Meghan Markle told her familiar foundation story about writing a letter complaining about a sexist dish soap commercial during her tour of Colombia over the weekend, but the much-mocked anecdote was not included in bulletins sent to global media by a journalist accompanying the tour. While the Sussex’s global head of PR, Ashley Hanson, told The Daily Beast that the bulletins written by Bianca Betancourt , Digital Culture editor at Harper’s Bazaar , were “up to her discretion,” it was notable that the reports were, without exception, hugely flattering of the Sussexes. The glowing reports were distributed to global media by the Sussex PR team.
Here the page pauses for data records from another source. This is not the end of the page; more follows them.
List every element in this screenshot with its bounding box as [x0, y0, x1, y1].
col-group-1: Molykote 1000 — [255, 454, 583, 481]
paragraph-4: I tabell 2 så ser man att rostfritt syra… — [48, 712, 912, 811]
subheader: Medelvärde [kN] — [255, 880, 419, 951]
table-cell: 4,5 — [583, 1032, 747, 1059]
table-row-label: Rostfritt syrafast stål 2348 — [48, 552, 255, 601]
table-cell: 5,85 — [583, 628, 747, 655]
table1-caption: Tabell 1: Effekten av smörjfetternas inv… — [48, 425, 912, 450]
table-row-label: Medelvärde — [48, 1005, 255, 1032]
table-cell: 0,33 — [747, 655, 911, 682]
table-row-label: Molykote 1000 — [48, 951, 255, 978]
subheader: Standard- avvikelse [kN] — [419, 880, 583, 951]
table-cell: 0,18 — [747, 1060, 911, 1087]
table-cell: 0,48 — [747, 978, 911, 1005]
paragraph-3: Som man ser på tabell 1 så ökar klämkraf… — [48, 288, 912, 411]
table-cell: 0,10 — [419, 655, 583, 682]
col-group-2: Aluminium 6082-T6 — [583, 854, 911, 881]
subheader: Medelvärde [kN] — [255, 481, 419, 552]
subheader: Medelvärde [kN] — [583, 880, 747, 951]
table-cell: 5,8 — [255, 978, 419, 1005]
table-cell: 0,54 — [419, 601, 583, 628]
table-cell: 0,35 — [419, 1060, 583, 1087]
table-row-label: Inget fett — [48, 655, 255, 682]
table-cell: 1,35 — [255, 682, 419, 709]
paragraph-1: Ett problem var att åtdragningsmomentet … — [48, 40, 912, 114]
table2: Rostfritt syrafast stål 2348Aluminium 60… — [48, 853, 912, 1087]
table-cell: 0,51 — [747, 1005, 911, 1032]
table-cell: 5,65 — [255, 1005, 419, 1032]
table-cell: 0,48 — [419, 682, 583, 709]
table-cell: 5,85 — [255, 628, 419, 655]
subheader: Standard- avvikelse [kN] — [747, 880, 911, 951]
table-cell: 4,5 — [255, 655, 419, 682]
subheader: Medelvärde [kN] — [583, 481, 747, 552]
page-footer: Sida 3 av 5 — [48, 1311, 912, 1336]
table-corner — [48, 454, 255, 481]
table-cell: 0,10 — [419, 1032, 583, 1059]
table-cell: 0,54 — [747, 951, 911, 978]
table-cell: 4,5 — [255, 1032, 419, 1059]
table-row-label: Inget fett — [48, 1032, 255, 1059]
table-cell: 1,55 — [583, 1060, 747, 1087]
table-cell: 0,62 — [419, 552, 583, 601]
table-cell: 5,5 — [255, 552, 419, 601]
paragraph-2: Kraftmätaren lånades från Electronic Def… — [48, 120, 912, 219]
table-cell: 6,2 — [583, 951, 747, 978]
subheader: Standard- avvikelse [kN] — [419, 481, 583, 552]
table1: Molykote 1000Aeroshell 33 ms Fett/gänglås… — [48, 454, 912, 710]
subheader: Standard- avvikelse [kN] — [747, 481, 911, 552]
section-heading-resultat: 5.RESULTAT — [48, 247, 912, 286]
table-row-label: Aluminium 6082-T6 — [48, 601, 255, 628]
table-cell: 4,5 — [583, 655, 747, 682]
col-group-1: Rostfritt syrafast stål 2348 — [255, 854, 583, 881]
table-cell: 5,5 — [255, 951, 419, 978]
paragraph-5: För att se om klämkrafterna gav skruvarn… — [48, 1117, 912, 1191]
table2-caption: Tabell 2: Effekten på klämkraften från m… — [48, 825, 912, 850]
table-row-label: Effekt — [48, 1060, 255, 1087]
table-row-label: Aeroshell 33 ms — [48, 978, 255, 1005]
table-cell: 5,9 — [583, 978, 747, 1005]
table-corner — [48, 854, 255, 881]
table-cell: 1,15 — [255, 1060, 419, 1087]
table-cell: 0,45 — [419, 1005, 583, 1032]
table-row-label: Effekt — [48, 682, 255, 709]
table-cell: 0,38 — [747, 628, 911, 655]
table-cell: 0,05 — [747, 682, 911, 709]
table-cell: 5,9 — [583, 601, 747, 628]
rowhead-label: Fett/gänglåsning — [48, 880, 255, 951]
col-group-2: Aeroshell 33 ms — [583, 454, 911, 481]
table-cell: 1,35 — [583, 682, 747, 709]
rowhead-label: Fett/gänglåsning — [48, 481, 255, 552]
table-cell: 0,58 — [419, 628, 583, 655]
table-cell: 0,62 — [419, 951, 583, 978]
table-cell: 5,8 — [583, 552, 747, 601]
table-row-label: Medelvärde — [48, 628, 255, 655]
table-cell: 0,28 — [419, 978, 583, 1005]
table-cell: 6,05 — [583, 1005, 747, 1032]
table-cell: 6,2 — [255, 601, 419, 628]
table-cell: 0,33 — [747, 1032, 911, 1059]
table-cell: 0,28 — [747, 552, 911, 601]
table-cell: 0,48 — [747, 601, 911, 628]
The omission of the fact that Meghan told the dish soap story, which has been widely ridiculed and discredited, will fuel the perception that the Sussexes, who have often said they support press freedom, were trying to micro-manage media coverage of the entire tour by hand-picking and accrediting just one journalist, who does not have a news background, for the tour. Indeed, Meghan’s use of the anecdote only emerged after the Daily Mail , an outlet with which the Sussexes have been locked in a series of costly and lengthy legal battles, many of which they have won, sent their own reporter, Nick Pisa, to cover the tour . Betancourt’s account of Meghan’s words ran as follows: “I’m very very fortunate at a young age I was able to feel as though my voice was being heard and that’s a luxury that a lot of young girls and wom.